Pesce, come scegliere quello buono e sicuro

da , il

    pesce trancio di tonno

    Il pesce dovrebbe essere l’alimento più sano, quello che non dovrebbe mai mancare nei nostri piatti, peccato che con l’inquinamento dei mari non è facile stare tranquilli. Certo, quello che troviamo in commercio è controllato, ma spesso ci sono delle frodi. Come possiamo difenderci? Ne ha parlato Elena Orban, esperta dell’ Istituto nazionale di ricerca per gli alimenti e la nutrizione (Inran). E noi vi riportiamo qualche consiglio.

    Cozze e vongole, ad esempio, “che sono organismi filtranti, vicino a una fonte d’inquinamento possono concentrare molto le sostanze contaminanti”. Così come i pesci molto grandi – tonno, pesce spada o squali - che vivono più a lungo e mangiano i pesci piccoli “presentano quantità di mercurio molto superiori nel loro organismo”.

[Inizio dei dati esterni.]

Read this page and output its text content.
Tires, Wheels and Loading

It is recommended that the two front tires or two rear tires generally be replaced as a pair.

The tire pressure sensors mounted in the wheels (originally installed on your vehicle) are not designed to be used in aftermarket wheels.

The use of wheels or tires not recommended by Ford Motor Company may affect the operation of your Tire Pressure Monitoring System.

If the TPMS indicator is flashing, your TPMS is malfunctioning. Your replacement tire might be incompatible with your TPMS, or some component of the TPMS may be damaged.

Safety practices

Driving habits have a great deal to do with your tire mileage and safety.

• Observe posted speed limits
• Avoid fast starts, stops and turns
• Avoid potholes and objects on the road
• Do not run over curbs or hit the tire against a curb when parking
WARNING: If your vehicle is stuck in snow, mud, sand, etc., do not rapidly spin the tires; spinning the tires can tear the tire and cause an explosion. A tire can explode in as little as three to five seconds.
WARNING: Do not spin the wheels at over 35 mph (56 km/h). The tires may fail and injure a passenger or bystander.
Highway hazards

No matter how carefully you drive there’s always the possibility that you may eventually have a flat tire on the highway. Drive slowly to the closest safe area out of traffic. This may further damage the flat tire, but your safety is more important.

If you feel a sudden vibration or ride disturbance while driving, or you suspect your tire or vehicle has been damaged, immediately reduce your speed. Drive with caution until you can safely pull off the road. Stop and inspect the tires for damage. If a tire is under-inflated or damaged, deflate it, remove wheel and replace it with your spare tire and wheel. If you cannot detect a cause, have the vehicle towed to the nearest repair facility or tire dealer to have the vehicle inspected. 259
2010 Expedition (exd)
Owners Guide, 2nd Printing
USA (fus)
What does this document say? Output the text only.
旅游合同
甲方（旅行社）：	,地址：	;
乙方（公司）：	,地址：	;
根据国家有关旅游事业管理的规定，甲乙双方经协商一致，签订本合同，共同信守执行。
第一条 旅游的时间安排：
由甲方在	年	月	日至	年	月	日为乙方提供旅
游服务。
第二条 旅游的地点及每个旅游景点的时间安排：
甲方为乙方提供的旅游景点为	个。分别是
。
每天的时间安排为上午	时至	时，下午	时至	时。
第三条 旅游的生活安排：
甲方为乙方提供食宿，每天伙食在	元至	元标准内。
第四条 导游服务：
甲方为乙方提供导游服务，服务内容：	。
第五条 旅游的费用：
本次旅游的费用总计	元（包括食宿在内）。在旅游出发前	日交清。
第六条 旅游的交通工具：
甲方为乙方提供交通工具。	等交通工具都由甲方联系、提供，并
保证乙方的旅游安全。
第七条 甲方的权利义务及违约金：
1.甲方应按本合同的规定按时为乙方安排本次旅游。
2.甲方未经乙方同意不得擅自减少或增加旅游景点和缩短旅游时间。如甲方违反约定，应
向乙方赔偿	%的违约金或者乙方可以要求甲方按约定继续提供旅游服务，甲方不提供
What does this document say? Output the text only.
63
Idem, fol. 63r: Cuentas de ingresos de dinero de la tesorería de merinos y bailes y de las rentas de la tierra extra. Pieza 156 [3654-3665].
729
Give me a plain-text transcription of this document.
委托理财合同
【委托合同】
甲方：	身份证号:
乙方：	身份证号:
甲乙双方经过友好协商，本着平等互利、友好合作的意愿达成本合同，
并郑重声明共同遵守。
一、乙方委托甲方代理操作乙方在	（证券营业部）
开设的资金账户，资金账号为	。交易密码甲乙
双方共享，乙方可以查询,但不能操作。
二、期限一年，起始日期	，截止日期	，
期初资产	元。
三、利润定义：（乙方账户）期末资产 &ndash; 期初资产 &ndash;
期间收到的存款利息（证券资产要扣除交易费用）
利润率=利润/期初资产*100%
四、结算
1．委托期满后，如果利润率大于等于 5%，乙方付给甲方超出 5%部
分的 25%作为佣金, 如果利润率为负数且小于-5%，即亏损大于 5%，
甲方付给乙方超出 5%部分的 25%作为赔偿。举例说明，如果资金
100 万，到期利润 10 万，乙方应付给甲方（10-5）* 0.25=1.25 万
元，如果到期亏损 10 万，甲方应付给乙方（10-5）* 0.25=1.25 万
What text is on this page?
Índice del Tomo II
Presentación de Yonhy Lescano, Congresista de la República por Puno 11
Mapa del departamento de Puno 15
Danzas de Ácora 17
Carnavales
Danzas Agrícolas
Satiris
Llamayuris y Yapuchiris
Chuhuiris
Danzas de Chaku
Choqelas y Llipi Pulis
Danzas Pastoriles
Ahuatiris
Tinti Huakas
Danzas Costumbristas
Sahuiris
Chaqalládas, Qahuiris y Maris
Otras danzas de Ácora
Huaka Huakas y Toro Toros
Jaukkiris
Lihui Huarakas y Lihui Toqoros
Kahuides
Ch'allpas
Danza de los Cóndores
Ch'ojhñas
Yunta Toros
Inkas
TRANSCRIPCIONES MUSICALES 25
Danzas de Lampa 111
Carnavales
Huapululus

    La cosa migliore è limitare i pesci predatori, come tonno e spada, mentre i molluschi si possono mangiare ma bisogna controllare la provenienza. Questo consiglio vale soprattutto per l’alimentazione delle donne incinte e per i bambini. Per quanto riguarda l’allarme radioattività, per adesso, possiamo stare tranquilli, soprattutto se siete amanti del Giapponese.

    “L’unico problema di sicurezza per questi piatti è l’eventuale contaminazione da anisakis, un parassita che viene distrutto con il freddo, attraverso l’abbattimento, una forma di congelamento prevista per legge nei locali dove si serve pesce crudo”, aggiunge la ricercatrice. Questo è il motivo per cui il sushi si digerisce difficilmente da noi occidentali.